The 1.1% fall was the biggest year-on-year drop since November 2012 and also the first annual decrease since June 2020, early in the coronavirus pandemic, when prices edged down by 0.1%, Nationwide said.
Separate Bank of England data showed British lenders approved the lowest number of mortgages in January since 2009, excluding a slump at the start of the COVID-19 pandemic.
Analysts in a Reuters poll published on Tuesday expect house prices to fall by 2.4% in 2023, less than previously as a resilient job market and easing recession fears soften the blow of higher borrowing costs.
Nationwide said that compared with January, prices were down by 0.5% for the sixth month-on-month fall in a row, the longest such run since one beginning in 2007 and ending in 2009, during the global financial crisis.
Economists polled by Reuters had expected prices to fall by 0.9% from a year earlier and by 0.4% in monthly terms.
Nationwide said prices were now 3.7% lower than their peak in August last year.

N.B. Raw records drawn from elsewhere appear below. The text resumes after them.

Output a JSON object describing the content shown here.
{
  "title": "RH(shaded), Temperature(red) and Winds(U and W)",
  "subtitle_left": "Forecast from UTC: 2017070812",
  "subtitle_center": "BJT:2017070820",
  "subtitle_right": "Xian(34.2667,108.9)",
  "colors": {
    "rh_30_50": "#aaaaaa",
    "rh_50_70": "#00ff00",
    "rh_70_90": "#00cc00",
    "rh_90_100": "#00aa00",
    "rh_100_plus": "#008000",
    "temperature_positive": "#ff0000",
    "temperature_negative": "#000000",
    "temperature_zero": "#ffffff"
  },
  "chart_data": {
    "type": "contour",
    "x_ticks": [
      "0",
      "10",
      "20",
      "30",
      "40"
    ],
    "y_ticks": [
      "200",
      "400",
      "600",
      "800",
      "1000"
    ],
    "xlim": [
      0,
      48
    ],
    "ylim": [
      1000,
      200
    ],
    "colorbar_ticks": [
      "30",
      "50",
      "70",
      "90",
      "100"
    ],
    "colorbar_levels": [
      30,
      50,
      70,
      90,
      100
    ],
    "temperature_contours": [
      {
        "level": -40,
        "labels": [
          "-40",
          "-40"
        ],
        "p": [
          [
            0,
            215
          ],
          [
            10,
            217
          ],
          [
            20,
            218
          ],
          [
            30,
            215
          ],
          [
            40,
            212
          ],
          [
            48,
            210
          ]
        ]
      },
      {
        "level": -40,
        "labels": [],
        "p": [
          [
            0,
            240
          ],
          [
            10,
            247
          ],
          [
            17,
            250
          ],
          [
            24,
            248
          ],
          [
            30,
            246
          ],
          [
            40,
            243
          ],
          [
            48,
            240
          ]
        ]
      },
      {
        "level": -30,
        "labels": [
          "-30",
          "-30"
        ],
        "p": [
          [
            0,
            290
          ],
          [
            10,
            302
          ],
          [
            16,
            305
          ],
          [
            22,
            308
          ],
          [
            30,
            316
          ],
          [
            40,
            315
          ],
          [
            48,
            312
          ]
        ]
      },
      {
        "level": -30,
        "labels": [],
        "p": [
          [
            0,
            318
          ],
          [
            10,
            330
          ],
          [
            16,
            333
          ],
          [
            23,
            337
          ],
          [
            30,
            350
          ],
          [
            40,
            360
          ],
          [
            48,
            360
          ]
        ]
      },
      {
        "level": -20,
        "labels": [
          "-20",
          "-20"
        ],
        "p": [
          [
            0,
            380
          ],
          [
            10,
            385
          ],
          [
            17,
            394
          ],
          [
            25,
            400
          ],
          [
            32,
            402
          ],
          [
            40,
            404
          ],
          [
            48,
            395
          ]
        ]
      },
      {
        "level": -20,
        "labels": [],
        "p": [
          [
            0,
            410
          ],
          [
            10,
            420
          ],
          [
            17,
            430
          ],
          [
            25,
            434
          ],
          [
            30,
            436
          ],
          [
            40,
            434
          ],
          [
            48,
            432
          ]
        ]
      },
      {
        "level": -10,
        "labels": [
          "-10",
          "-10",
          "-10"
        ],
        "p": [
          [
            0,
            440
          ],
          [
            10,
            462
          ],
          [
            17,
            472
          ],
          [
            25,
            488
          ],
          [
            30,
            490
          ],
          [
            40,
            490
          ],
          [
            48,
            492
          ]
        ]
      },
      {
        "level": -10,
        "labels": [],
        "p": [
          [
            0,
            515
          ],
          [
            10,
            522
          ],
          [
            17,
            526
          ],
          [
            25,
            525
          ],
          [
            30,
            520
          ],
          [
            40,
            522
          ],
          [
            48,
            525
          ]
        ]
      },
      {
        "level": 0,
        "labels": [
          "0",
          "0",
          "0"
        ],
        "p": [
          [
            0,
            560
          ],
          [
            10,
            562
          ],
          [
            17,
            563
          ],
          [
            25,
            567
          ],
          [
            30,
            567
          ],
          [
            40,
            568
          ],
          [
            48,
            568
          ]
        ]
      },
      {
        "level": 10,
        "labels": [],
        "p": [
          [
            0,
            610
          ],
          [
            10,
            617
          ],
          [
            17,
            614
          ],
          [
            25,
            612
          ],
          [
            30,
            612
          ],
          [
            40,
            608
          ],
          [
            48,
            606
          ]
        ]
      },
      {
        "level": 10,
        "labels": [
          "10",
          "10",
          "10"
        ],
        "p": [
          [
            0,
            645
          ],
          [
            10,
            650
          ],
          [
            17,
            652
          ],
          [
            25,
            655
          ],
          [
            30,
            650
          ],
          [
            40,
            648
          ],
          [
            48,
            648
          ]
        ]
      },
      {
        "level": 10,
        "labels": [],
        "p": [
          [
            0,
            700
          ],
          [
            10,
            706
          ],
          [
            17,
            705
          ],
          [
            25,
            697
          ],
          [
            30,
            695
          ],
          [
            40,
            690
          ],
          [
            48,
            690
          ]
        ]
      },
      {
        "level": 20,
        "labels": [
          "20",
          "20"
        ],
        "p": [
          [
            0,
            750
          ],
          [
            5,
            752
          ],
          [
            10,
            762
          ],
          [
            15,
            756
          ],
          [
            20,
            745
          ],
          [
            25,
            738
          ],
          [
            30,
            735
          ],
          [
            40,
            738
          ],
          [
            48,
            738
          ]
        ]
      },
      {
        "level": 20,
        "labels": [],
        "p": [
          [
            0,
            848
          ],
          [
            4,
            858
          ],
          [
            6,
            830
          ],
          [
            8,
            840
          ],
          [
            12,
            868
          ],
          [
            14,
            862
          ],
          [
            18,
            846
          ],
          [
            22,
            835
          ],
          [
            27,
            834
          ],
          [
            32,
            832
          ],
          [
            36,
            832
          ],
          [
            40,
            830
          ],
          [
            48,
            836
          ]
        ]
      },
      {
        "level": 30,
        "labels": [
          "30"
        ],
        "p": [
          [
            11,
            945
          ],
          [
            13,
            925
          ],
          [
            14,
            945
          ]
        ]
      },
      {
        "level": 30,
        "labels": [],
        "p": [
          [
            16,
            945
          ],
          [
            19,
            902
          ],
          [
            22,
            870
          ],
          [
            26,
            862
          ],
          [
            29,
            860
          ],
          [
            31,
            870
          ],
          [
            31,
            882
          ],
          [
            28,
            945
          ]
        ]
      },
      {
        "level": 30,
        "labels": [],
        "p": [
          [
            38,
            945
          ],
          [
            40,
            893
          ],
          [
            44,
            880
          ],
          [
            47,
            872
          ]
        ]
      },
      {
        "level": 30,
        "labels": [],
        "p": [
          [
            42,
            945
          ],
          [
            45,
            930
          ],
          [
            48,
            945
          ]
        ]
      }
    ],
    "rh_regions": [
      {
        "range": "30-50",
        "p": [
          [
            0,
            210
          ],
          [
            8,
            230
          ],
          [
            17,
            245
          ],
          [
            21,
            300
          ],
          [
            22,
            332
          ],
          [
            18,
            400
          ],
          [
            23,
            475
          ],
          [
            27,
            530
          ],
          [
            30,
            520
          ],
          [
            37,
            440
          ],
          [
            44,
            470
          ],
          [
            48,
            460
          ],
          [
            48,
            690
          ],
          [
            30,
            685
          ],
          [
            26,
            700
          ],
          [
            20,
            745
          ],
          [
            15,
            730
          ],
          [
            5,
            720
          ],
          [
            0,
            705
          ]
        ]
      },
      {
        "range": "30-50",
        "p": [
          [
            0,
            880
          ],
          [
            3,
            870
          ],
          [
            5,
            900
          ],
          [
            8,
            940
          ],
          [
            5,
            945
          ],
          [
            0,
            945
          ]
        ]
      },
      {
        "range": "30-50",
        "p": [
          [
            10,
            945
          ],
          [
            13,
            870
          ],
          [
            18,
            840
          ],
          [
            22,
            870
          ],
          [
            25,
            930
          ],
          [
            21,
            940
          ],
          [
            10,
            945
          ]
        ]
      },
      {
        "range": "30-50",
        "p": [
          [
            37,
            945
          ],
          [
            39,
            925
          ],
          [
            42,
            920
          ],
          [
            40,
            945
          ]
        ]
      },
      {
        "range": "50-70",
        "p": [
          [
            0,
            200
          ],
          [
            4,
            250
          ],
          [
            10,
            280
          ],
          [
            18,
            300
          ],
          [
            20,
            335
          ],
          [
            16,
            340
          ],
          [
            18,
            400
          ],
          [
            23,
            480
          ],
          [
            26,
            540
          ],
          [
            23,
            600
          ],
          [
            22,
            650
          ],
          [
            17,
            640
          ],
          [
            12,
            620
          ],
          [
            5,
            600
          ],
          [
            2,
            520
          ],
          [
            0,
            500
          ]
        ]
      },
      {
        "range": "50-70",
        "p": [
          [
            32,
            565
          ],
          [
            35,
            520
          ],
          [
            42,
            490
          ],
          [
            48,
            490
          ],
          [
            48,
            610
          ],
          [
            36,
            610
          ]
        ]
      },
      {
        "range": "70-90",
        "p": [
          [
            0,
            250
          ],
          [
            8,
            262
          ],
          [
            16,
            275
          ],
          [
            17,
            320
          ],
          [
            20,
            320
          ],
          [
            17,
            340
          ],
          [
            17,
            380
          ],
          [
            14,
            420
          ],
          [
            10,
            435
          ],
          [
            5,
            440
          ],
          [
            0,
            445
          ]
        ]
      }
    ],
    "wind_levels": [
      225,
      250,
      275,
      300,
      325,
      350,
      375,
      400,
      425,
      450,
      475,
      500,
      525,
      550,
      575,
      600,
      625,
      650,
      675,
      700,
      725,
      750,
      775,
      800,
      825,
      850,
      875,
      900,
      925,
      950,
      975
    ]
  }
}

Official interest rates have been on a steep rise for over a year and the mortgage market suffered major disruption in late September and October following former prime minister Liz Truss's mini budget, which pushed up market borrowing costs.
Nationwide chief economist Robert Gardner said the market would struggle to recover in the near term given the risk of a recession, and mortgage payments were well above their average as a share of take-home pay.
"However, conditions should gradually improve if inflation moderates in the coming months as expected, easing pressure on household budgets," Gardner said.
"Solid gains in nominal incomes together with weak or declining house prices will also support housing affordability, especially if mortgage rates edge lower in the coming months."
Nationwide forecast in December that house prices would fall 5% in 2023.
Gabriella Dickens, an economist with consultancy Pantheon Macroeconomics, said she expected house prices would fall to about 8% below last year's peak.
"We have tentatively pencilled in a 5% rise in house prices for 2024, however, reflecting our view that the Monetary Policy Committee (of the Bank of England) will start to reduce interest rates next year," she said.
Tuesday's Bank of England data showed a jump in consumer lending, which rose by a net 1.6 billion pounds ($1.9 billion) on the month, double the increase forecast in a Reuters poll.
Lending was 7.5% higher than a year earlier, the biggest increase in three years, though this growth rate is not adjusted for consumer price inflation of more than 10%.